If Faye Griffin had her way, there would be no tobacco use at the county's main administrative building and courthouse in Golden, and possibly in other county facilities.
"This is for the health of our employees," said Griffin, a first-term county commissioner who said a tobacco-free government campus is a goal she'll pursue. "It's not to be mean. It's just because we care about the employees."
Griffin is in the very early stages of trying to convert the Jefferson County Courts and Administration Building in Golden to a tobacco-free area.
The idea came when she recently learned that Exempla Lutheran Medical Center in Wheat Ridge went tobacco-free in 2008. She credits Donna Viverette of the Jeffco health department's Tobacco Prevention Initiative with helping her understand the problems associated with tobacco.
Viverette was traveling last week and couldn't be reached for comment, but her office provided several key facts related to tobacco use. For instance, nearly 5 million people die every year because of tobacco use, according to the World Health Organization. If current trends continue, that number will double to 10 million deaths per year by 2020. Also, going tobacco-free — not just smoke-free — improves the health of all, including smokeless tobacco users and those who breathe second-hand smoke.

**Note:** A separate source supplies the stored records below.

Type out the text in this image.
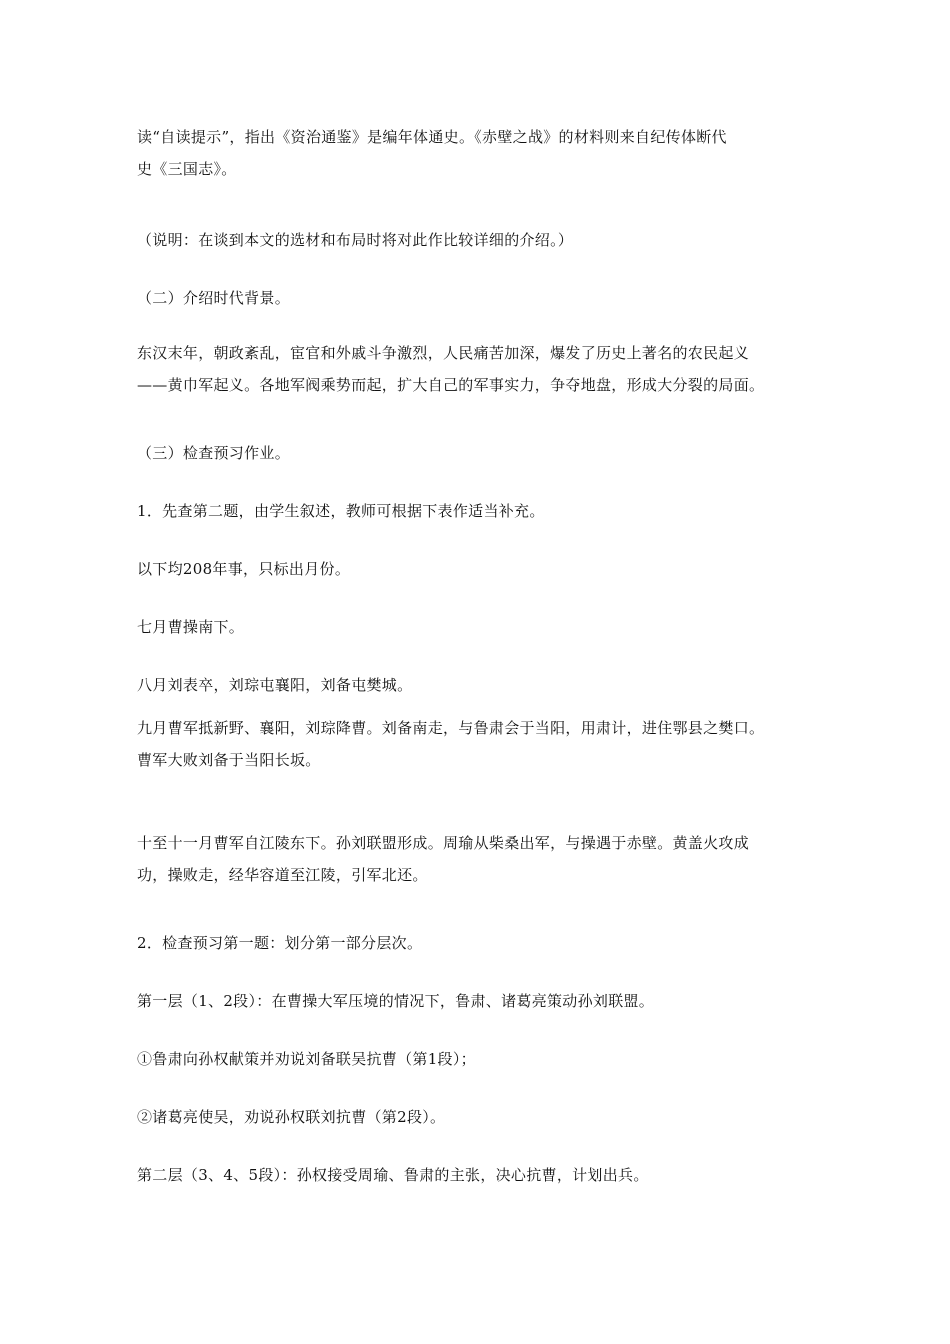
读“自读提示”，指出《资治通鉴》是编年体通史。《赤壁之战》的材料则来自纪传体断代
史《三国志》。
（说明：在谈到本文的选材和布局时将对此作比较详细的介绍。）
（二）介绍时代背景。
东汉末年，朝政紊乱，宦官和外戚斗争激烈，人民痛苦加深，爆发了历史上著名的农民起义
——黄巾军起义。各地军阀乘势而起，扩大自己的军事实力，争夺地盘，形成大分裂的局面。
（三）检查预习作业。
1．先查第二题，由学生叙述，教师可根据下表作适当补充。
以下均208年事，只标出月份。
七月曹操南下。
八月刘表卒，刘琮屯襄阳，刘备屯樊城。
九月曹军抵新野、襄阳，刘琮降曹。刘备南走，与鲁肃会于当阳，用肃计，进住鄂县之樊口。
曹军大败刘备于当阳长坂。
十至十一月曹军自江陵东下。孙刘联盟形成。周瑜从柴桑出军，与操遇于赤壁。黄盖火攻成
功，操败走，经华容道至江陵，引军北还。
2．检查预习第一题：划分第一部分层次。
第一层（1、2段）：在曹操大军压境的情况下，鲁肃、诸葛亮策动孙刘联盟。
①鲁肃向孙权献策并劝说刘备联吴抗曹（第1段）；
②诸葛亮使吴，劝说孙权联刘抗曹（第2段）。
第二层（3、4、5段）：孙权接受周瑜、鲁肃的主张，决心抗曹，计划出兵。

"By requiring tobacco users to leave campus/work sites to use tobacco, de-normalization of use occurs, significantly reducing the modeling of tobacco use to young people and adults committed to staying tobacco-free," Viverette said in a document describing tobacco-free efforts.
Viverette has put together a timeline describing the steps necessary to create a tobacco-free government campus. First, Griffin and other county leaders would have to get county employees and the public to support the effort, which would involve setting a deadline for the campus to be tobacco-free and deciding the limits of the ban. The county also would need to determine how many of its employees use tobacco and gauge their interest in quitting.
The next step is developing the actual plan, including enforcement actions, personnel policies associated with tobacco use, and offering tobacco-cessation programs to employees and their families at least six months prior to prohibiting tobacco use on campus. Part of the plan is getting a tobacco-cessation drug covered under county employees' health insurance.
"There are obviously a lot of things we need to do," Griffin said. She hasn't discussed any of the costs associated with the plan, including getting insurance to cover a tobacco-cessation drug. She did speculate, however, that the county could save money on health insurance if all employees gave up tobacco use.
The plan may take years to implement, but Griffin wants to get moving as soon as possible. She added that she doesn't want to spring this on county employees, who she suspects might not take to the plan initially.
"There could be a lot," she said, when asked about resistance from employees and the public. "There are a lot of problems that we have not even discussed."